TTC

The Best Part….

I know I owe so many blog posts about a variety of topics – I have so many passages started and not completed. Not only for sheer lack of time and energy which is real but also my feelings tend to mutate on these fragile topics with the wind!!

For now, one thing I know for absolute certain is I’ve figured out my favorite part. Of the whole entire thing, and it’s not what you think. Motherhood, is amazing. Incredibly challenging and even taxing at times. My daughter is an angel, she has her moments, but honestly she’s a great baby.

Motherhood, and all that comes with it had been quite a rollercoaster. Today, my daughter is 2 months old, officially and it’s just been a blurry amazing WHIZ of a moment in my life. The speed at which time travels now is insane. Not at all fair, but I’m soaking up every coo, cuddle, snuggle, and everything in between.

Oh yes – the point let’s get back to it shall we?? I figured out the best part. My favorite part about my daughter. While I’m obsessed with her gorgeous eyes, jelly rolls, the adorable mohawk she’s has since she was born, her “taquito” toes, and every single other detail about her…. I have to say the single best part is her left cheek.

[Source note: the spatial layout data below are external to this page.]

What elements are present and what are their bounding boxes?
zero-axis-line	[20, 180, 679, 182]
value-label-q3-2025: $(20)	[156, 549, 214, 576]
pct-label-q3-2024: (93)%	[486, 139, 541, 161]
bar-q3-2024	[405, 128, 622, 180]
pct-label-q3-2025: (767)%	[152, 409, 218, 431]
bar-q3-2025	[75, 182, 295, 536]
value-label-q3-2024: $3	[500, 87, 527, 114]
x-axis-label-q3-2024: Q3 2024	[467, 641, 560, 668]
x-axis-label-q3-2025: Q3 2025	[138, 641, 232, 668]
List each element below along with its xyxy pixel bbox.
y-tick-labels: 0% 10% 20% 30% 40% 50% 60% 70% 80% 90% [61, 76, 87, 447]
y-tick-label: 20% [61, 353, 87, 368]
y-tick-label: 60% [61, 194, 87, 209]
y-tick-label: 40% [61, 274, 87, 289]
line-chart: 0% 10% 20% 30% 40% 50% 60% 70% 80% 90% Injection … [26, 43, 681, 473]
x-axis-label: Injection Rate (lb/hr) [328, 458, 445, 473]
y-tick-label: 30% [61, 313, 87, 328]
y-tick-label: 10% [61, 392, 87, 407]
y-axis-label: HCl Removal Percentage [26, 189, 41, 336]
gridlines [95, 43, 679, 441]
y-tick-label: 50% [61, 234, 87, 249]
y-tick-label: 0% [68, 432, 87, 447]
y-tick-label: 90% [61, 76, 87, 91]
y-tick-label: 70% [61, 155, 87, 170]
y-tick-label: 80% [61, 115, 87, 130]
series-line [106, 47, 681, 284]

I find myself paying special attention to that little left cheek. It’s always the one I kiss every time I pick her up, it’s the one that snuggles right into my own left cheek when we cuddle and when she feels extra clingy and just needs her mama…. that little left cheek, who knew. Sometimes I worry I’m gonna wear that one side down cause i can’t help myself it’s just THE BEST PART!

*pause to kiss left cheek as I rock and type this passage as she sleeps on my chest*

While I’m sure it does, I just can’t help but think it does not ever get better than moments like this… and this is all there is right now!! Thanks to a global pandemic, this is basically the entirety of my existence right now… I mean… there’s a lot of moving cogs to motherhood starting around 3:30 am this morning with our first feed of the day leading back into bed for her and an hour long pumping session for me, my day basically starts at 3:30 now but honesty…. I wouldn’t trade it for anything. A single brush against that left cheek fixes everything…. everything.

For now, that’s it. I gotta get back to that cheek. I haven’t kissed or rubbed my face on it for at least a minute so we’re due here, but I wanted to update you on this beautiful life…..❤️

TTC

Why do you want this so bad anyway???

Current status

  • Cycle Day: 33
  • Fertility Treatments: None
  • Pregnancy Tests: 2, both 👎🏼 
  • Emotional Status: Ambivalence

Lately, I’ve been asking myself WHY a lot. Why do I want this so bad? Why is it not happening for me? Why can’t I seem to feel better about the waiting, and the trying!? Why why why!! That feeling of unknown helplessness is really hard to shake.

And I may have stumbled upon at least part of the answer the other day in the shower. While flushing away the day, and contemplating the meaning of it all…. the following thought popped into my brain. It went something like this:

“You’ve been telling yourself not to give up, and to see this through. At all costs…. but, why is it so important to have kids after all?” …. I paused for a moment…. and answered myself with the following:

I think of my childhood sometimes. My mom was a teen mom, before MTV  made it a reality show- it was our reality. She did the very best she could – and miraculously I grew up into a real live functioning adult woman. I love her so much, appreciate everything she did and sacrificed to keep me and to raise me. There was however, a lot that I missed out on as a kid and even then I was at least somewhat aware of it.  There was no father in the picture, so just on a very basic level there were things I yearned for that were just not within reach.

So, fast forward to today, I seem to have an invisible list in my head of all the things I ever wanted as a child and I’m in a position to give all of those things to my own children—now! I think there’s a part of me that feels like if I could do that, then any lingering feelings about my own childhood would be resolved.

Whoa??? Hmmmm….. could it be that simple??? Does everyone that decides to have kids already know and feel this way? I feel like I’m late to the party having just come to this realization… better late than never I suppose. 

Now, I’m aware that the concept is flawed…. I think everyone has bits of their childhood they wish they could change, erase, supplement or alter, but those are the things that makeus who we are! Accepting your own journey is important. For me, I need to accept that if we never have kids I’ve still managed to give my adult self a pretty awesome life !!

So, in the end this thought process did manage to ease the tension a bit on my own shoulders. I’m trying to give myself a break, and some room to just be. 

(And Mom, if you’re reading this… thank you for my childhood, no one’s is perfect, but I know how hard you worked to give me the one I had. Hopefully some day, we can spoil the hell out of your grandkids and make their lives way better than our own!)